Se estremecen cada vez que me miran.
Se apartan cuando ven mi rostro.
¿No has hecho lo mismo?
¿Sabes que duele saber que no puedo ser nada más que un benefactor para ti?
Que estoy suspirando como algún niño
Se detuvo y se dio cuenta de que había cometido un desliz.
No era su plan confesarle.
No quería que ella sintiera repulsión por él, no cuando estaban a punto de separarse.
Xiao Rufeng se alejaría de él, y él se quedaría sumido en su propia humillación.
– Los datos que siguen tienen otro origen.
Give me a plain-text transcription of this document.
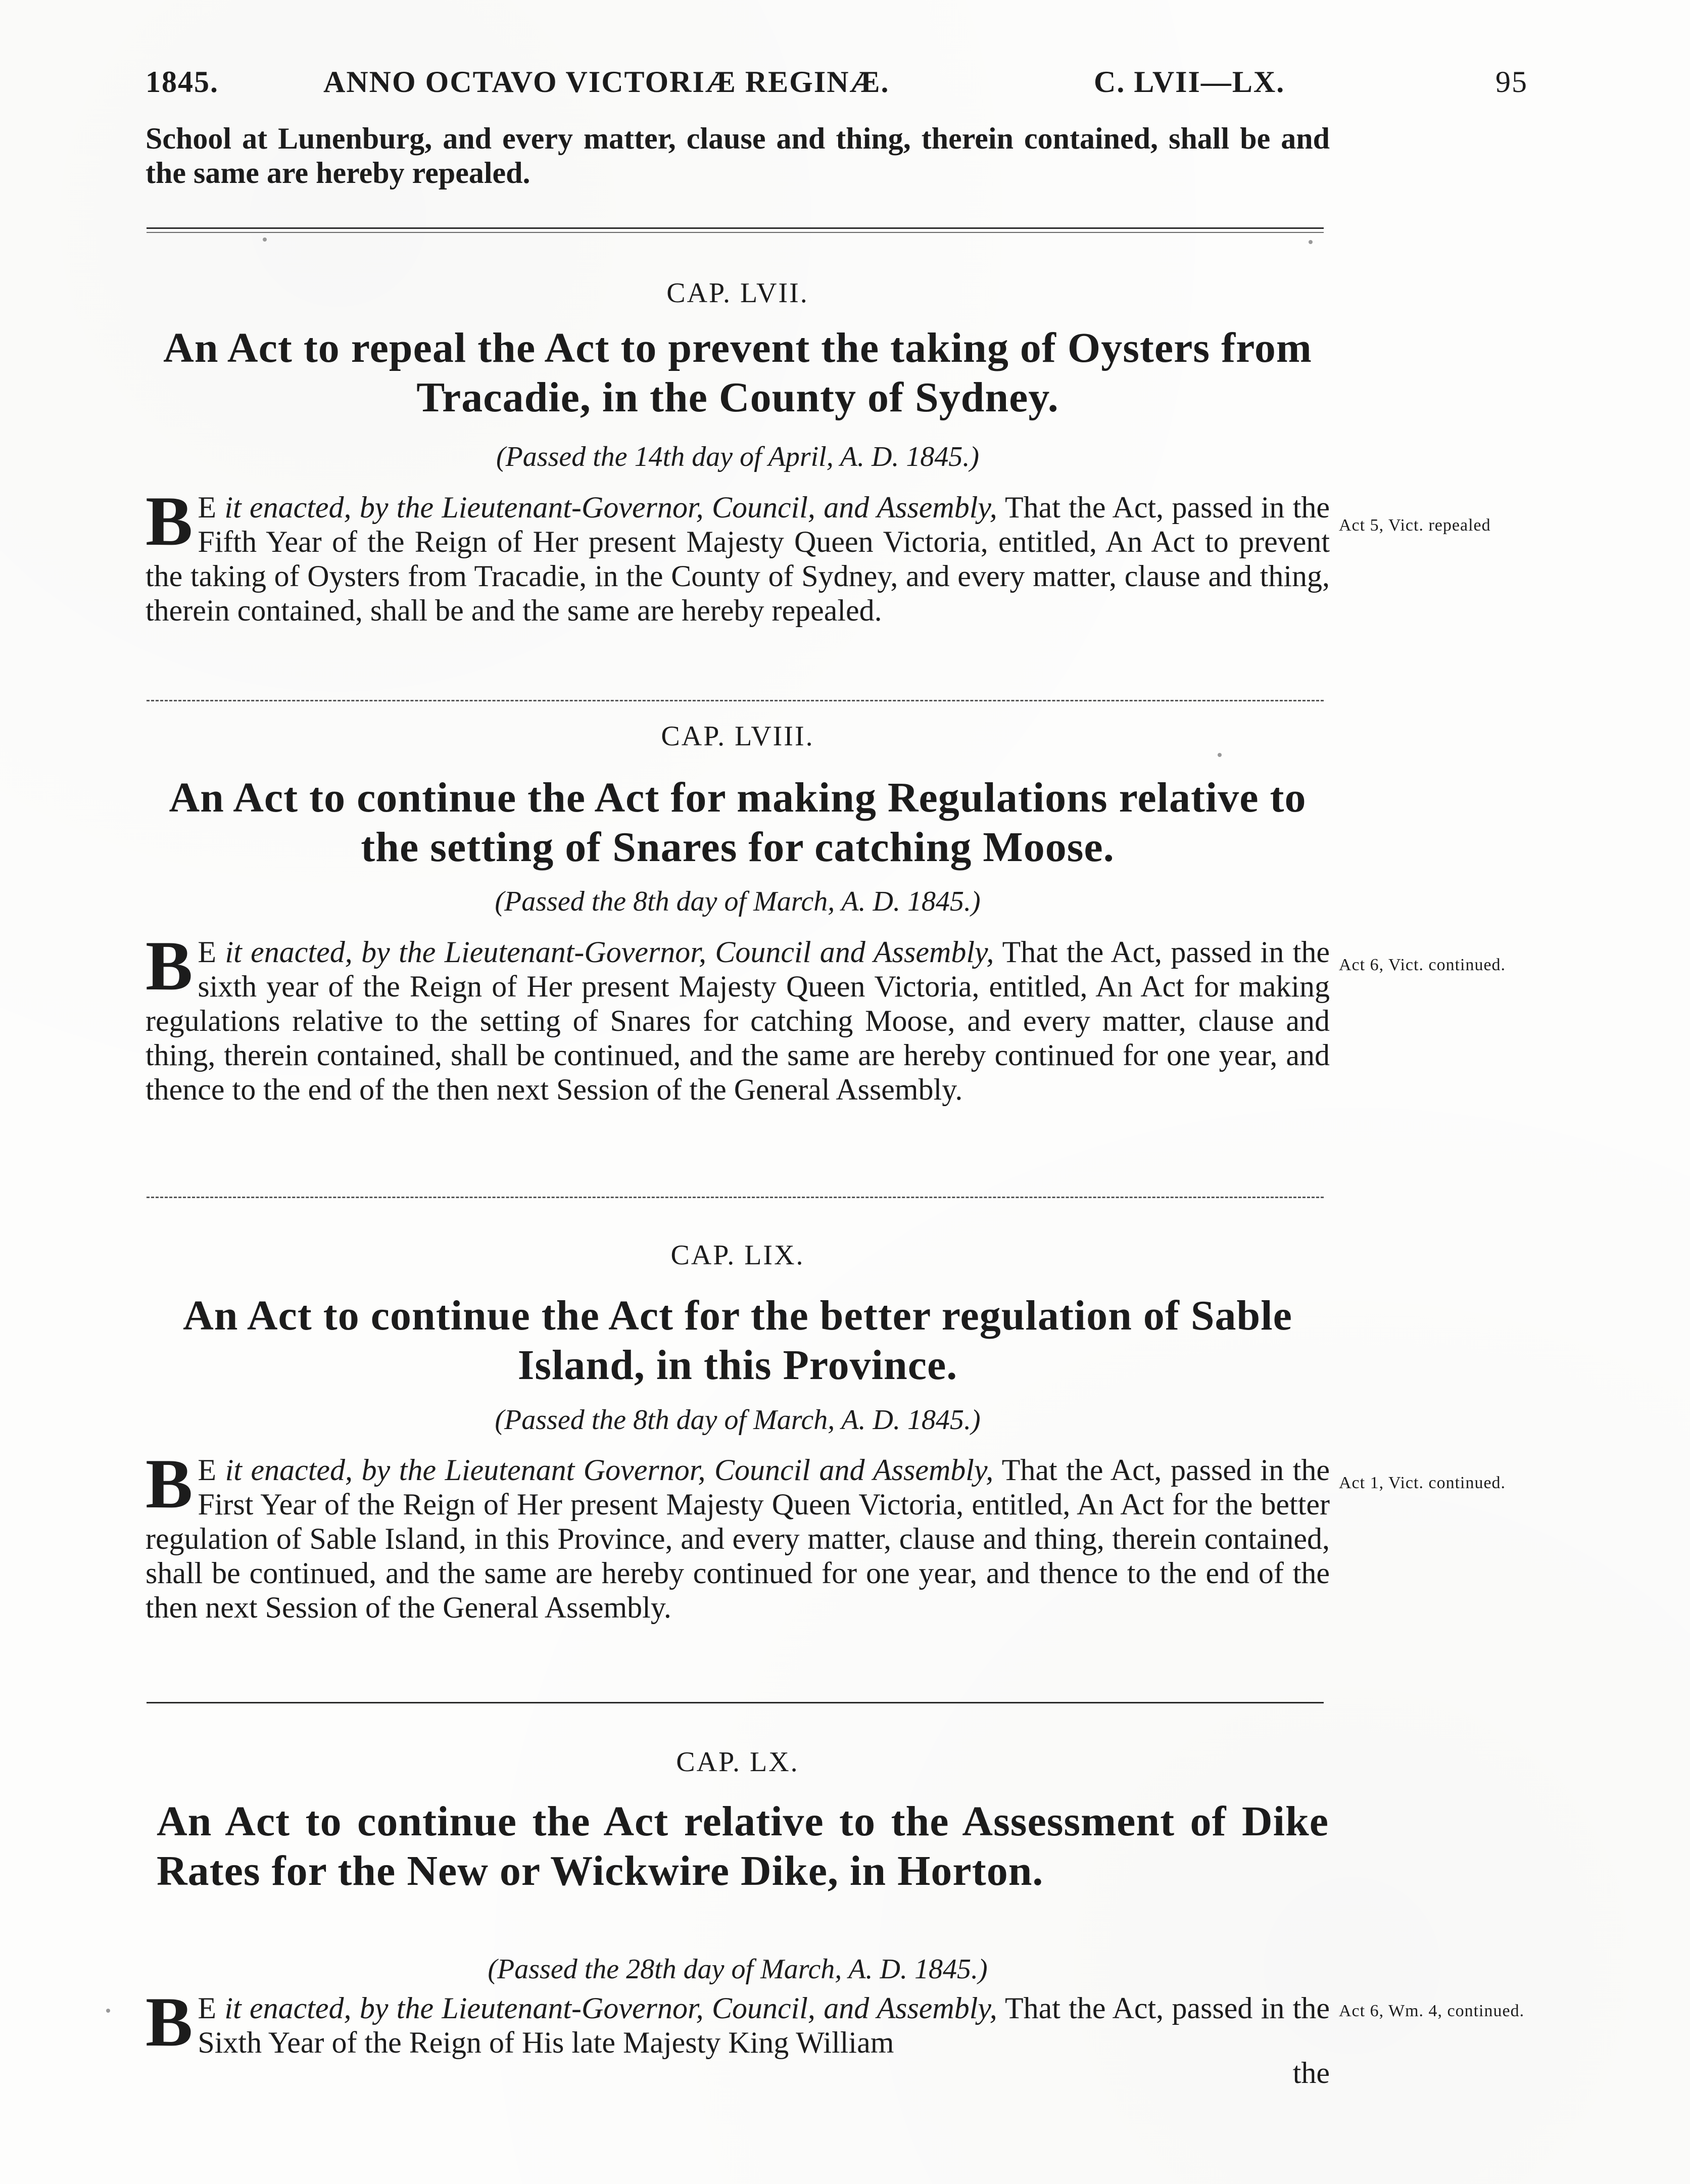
1845.	ANNO OCTAVO VICTORIÆ REGINÆ.	C. LVII—LX.	95
School at Lunenburg, and every matter, clause and thing, therein contained, shall be and the same are hereby repealed.
CAP. LVII.
An Act to repeal the Act to prevent the taking of Oysters from Tracadie, in the County of Sydney.
(Passed the 14th day of April, A. D. 1845.)
B E it enacted, by the Lieutenant-Governor, Council, and Assembly, That the Act, passed in the Fifth Year of the Reign of Her present Majesty Queen Victoria, entitled, An Act to prevent the taking of Oysters from Tracadie, in the County of Sydney, and every matter, clause and thing, therein contained, shall be and the same are hereby repealed.
Act 5, Vict. repealed
CAP. LVIII.
An Act to continue the Act for making Regulations relative to the setting of Snares for catching Moose.
(Passed the 8th day of March, A. D. 1845.)
B E it enacted, by the Lieutenant-Governor, Council and Assembly, That the Act, passed in the sixth year of the Reign of Her present Majesty Queen Victoria, entitled, An Act for making regulations relative to the setting of Snares for catching Moose, and every matter, clause and thing, therein contained, shall be continued, and the same are hereby continued for one year, and thence to the end of the then next Session of the General Assembly.
Act 6, Vict. continued.
CAP. LIX.
An Act to continue the Act for the better regulation of Sable Island, in this Province.
(Passed the 8th day of March, A. D. 1845.)
B E it enacted, by the Lieutenant Governor, Council and Assembly, That the Act, passed in the First Year of the Reign of Her present Majesty Queen Victoria, entitled, An Act for the better regulation of Sable Island, in this Province, and every matter, clause and thing, therein contained, shall be continued, and the same are hereby continued for one year, and thence to the end of the then next Session of the General Assembly.
Act 1, Vict. continued.
CAP. LX.
An Act to continue the Act relative to the Assessment of Dike Rates for the New or Wickwire Dike, in Horton.
(Passed the 28th day of March, A. D. 1845.)
B E it enacted, by the Lieutenant-Governor, Council, and Assembly, That the Act, passed in the Sixth Year of the Reign of His late Majesty King William
Act 6, Wm. 4, continued.
the
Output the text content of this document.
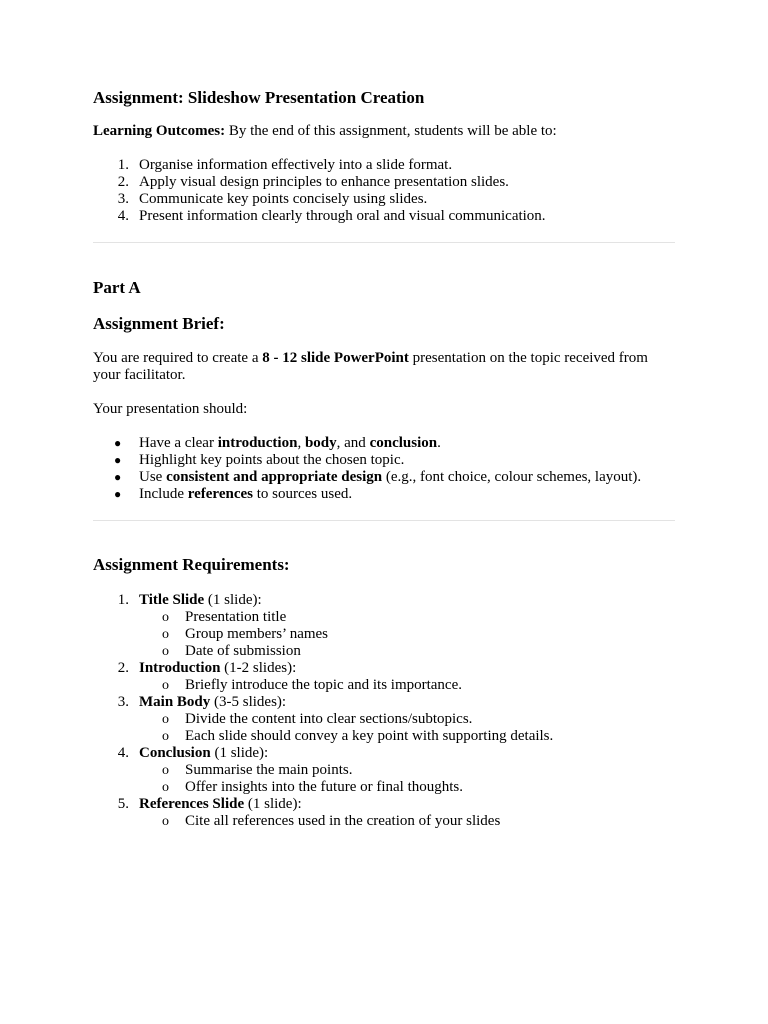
Assignment: Slideshow Presentation Creation

Learning Outcomes: By the end of this assignment, students will be able to:

1. Organise information effectively into a slide format.
2. Apply visual design principles to enhance presentation slides.
3. Communicate key points concisely using slides.
4. Present information clearly through oral and visual communication.
Part A
Assignment Brief:

You are required to create a 8 - 12 slide PowerPoint presentation on the topic received from your facilitator.

Your presentation should:

● Have a clear introduction, body, and conclusion.
● Highlight key points about the chosen topic.
● Use consistent and appropriate design (e.g., font choice, colour schemes, layout).
● Include references to sources used.
Assignment Requirements:
1. Title Slide (1 slide):
o Presentation title
o Group members’ names
o Date of submission
2. Introduction (1-2 slides):
o Briefly introduce the topic and its importance.
3. Main Body (3-5 slides):
o Divide the content into clear sections/subtopics.
o Each slide should convey a key point with supporting details.
4. Conclusion (1 slide):
o Summarise the main points.
o Offer insights into the future or final thoughts.
5. References Slide (1 slide):
o Cite all references used in the creation of your slides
Xiao Rufeng se volvió para mirarlo con los ojos muy abiertos, sorprendida al escuchar este repentino estallido de él.
—Me gusta todo de ti, pero sé que no puedo tenerte.
Me gustas más de lo que debería, pero no me atrevo a tener esperanzas, señorita Xiao.
Alguien como tú no se merece a alguien como yo, pero parece que no puedo evitar gustarme aún más cuando estoy contigo —continuó, viendo cuán amplios se hicieron sus ojos ante su confesión.
Luego cerró los ojos, sabiendo el inminente rechazo que iba a seguir.
—Lo siento.
Finjamos que nada de esto ocurrió, que no escuchaste nada de mí —Yan Xiuchen se crispó.
Se odiaba a sí mismo en ese momento.
Prácticamente le había dado una razón para huir de él.
Para su sorpresa, Xiao Rufeng no dijo nada y solo lo miró.
La confusión en su rostro se había perdido y fue reemplazada por algo que Yan Xiuchen no podía comprender.
Supo entonces que había arruinado todo lo que tenían ahora con su repentina confesión.
—No deberías hablar como si tus sentimientos no importaran.
Importas, Yan Xiuchen —dijo ella con el ceño fruncido en su bello rostro.
Él se veía tan atormentado que ella no pudo evitar dolerse por él.
—Hablo por experiencia, señorita Xiao.
Para ser honesto, tú eres la única mujer que me miró sin que su estómago se revolviera al ver mi rostro.
No te repugnó mi rostro, y admito que inicialmente, eso despertó mi curiosidad.
Cuando ella no dijo nada, Yan Xiuchen continuó.
—Ya he aceptado que envejeceré solo.
Un hombre como yo no tiene elección cuando se trata de amor y afecto.
Solo me quieren otros por mi fortuna.
Lo siento por haberte cargado de esta manera.
Debo ser realmente tonto por incluso pensar
Sin embargo, incluso antes de que pudiera terminar sus palabras, un par de labios suaves detuvieron a Yan Xiuchen para que no dijera más, dejándolo asombrado.